Here is a memoir by a man with TEN SIBLINGS. For added drama, he grew up in Ireland during the Troubles and he lost his mother when he was five. You can see where the pitch for this book wrote itself.
It had some funny parts. For example, the title DID YOU HEAR MAMMY DIED?, refers to the question he kept asking people at his mother’s wake. He was too small to understand what it meant, and was rather enjoying being the bearer of important news. He was bouncing on his bed when he told his aunt:
“‘If you want to see her, she’s in the dining room,’ I added helpfully, punctuating this sombre death notice with a commemorative belly flop”.
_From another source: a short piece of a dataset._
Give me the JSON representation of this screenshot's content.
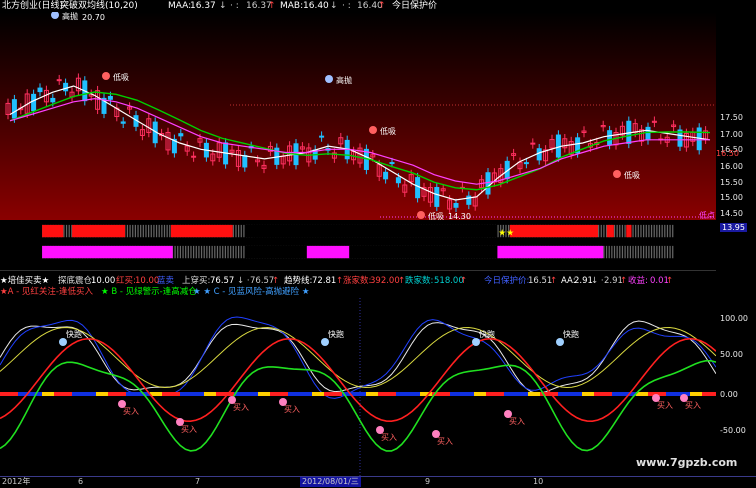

He also described one Irish village as so picturesque it was as if it had been ‘bitten by a radioactive postcard’ which I found hilarious. This book has been something of a bestseller, and I can see why. And yet somehow it did not quite work for me. I am not sure how to explain. I think it was because it lacked heart. In some ways, this does not make much sense, as there is much here that is sincere. He talks a lot about his grief for the mother he hardly remembers. He is still ashamed, strangely, of his behavior at the wake. And yet still, I could not really enjoy it. Perhaps it is just that bit too polished? It’s was a bit like reading a few hundred pages of a dinner anecdote that has been told once too often.